AUSTIN, Texas — Ira Cohen, 81, was born Aug. 12, 1938 in Manhattan, N.Y. and passed away on April 27, 2020 in Austin, Texas.
To those who knew him, Texas might have been the last place that people would expect to find him. He always maintained the Bronx accent that was familiar to all who knew him. He attended Bronx High School of Science and The City College of New York.
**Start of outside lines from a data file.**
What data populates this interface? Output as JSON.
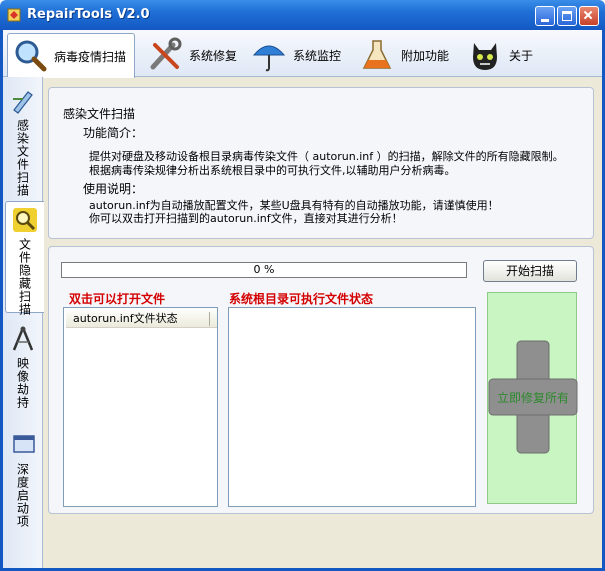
{
  "window": {
    "title": "RepairTools V2.0"
  },
  "top_tabs": [
    {
      "label": "病毒疫情扫描",
      "icon": "magnifier-icon",
      "active": true
    },
    {
      "label": "系统修复",
      "icon": "tools-icon",
      "active": false
    },
    {
      "label": "系统监控",
      "icon": "umbrella-icon",
      "active": false
    },
    {
      "label": "附加功能",
      "icon": "flask-icon",
      "active": false
    },
    {
      "label": "关于",
      "icon": "cat-icon",
      "active": false
    }
  ],
  "side_tabs": [
    {
      "label": "感染文件扫描",
      "icon": "pen-icon",
      "active": false
    },
    {
      "label": "文件隐藏扫描",
      "icon": "magnifier-icon",
      "active": true
    },
    {
      "label": "映像劫持",
      "icon": "compass-icon",
      "active": false
    },
    {
      "label": "深度启动项",
      "icon": "window-icon",
      "active": false
    }
  ],
  "info": {
    "title": "感染文件扫描",
    "intro_heading": "功能简介：",
    "intro_line1": "提供对硬盘及移动设备根目录病毒传染文件（ autorun.inf ）的扫描，解除文件的所有隐藏限制。",
    "intro_line2": "根据病毒传染规律分析出系统根目录中的可执行文件,以辅助用户分析病毒。",
    "usage_heading": "使用说明：",
    "usage_line1": "autorun.inf为自动播放配置文件，某些U盘具有特有的自动播放功能，请谨慎使用！",
    "usage_line2": "你可以双击打开扫描到的autorun.inf文件，直接对其进行分析！"
  },
  "scan": {
    "progress_percent": 0,
    "progress_text": "0 %",
    "start_button": "开始扫描",
    "left_list_header": "双击可以打开文件",
    "left_column_header": "autorun.inf文件状态",
    "right_list_header": "系统根目录可执行文件状态",
    "repair_all": "立即修复所有"
  },
  "colors": {
    "titlebar": "#1f6fd6",
    "header_red": "#d40000",
    "repair_green_bg": "#c9f5c2",
    "repair_text": "#2d8a2d"
  }
}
After marriage to Felissa Lashley and a stint as a social worker in New York City, Ira graduated from New York University in 1966 with a Ph.D. in History. A one-year position as an Assistant Professor of History at Illinois State University began in 1965 and did not end until 1998 when he retired as Professor of History at that same institution. Ira played many roles at ISU. He regularly taught American History (specifically the Jacksonian period), urban history, and the history of medicine. in addition, Ira served as Director of Honors at ISU for 17 years and also served as Chair and also the Parliamentarian of the ISU Faculty Senate.
Nationally, Ira’s commitment to honors education led to a two-year term as President of the National Collegiate Honors Conference as well as many friendships in the national honors community. He continued teaching and working with students at Hunter College and at Queens College after he and his wife, Ann, moved to New York City where Ann held a number of administrative and faculty positions at Hunter College, Queens College and The City University of New York.
Ira is sorely missed by his wife, Ann, as well as by three children, Peter (Julie) of St. Louis, Heather of Denver, and Neal (Anne) of Cedar Park, Texas, as well as step-son, Andy Elder (Rachel) of Austin. His grandchildren, Benjamin, Hannah Claire, and Lydia of St. Louis, Jacob and Grace of Cedar Park, and Anwen, Madoc, and Bevan Elder of Austin were very precious to him. Both his children and his grandchildren were a source of pride and great joy to Ira, who also leaves behind two brothers, Neil Cohen of Brooklyn and Lewis Chester Cohen of Philadelphia.
He was buried in Eloise Woods outside Austin, Texas. Those who wish to do so may make contributions in his memory to the Alzheimer’s Association, to Moses Montefiore Synagogue where he served as President, or to any charity of their choice.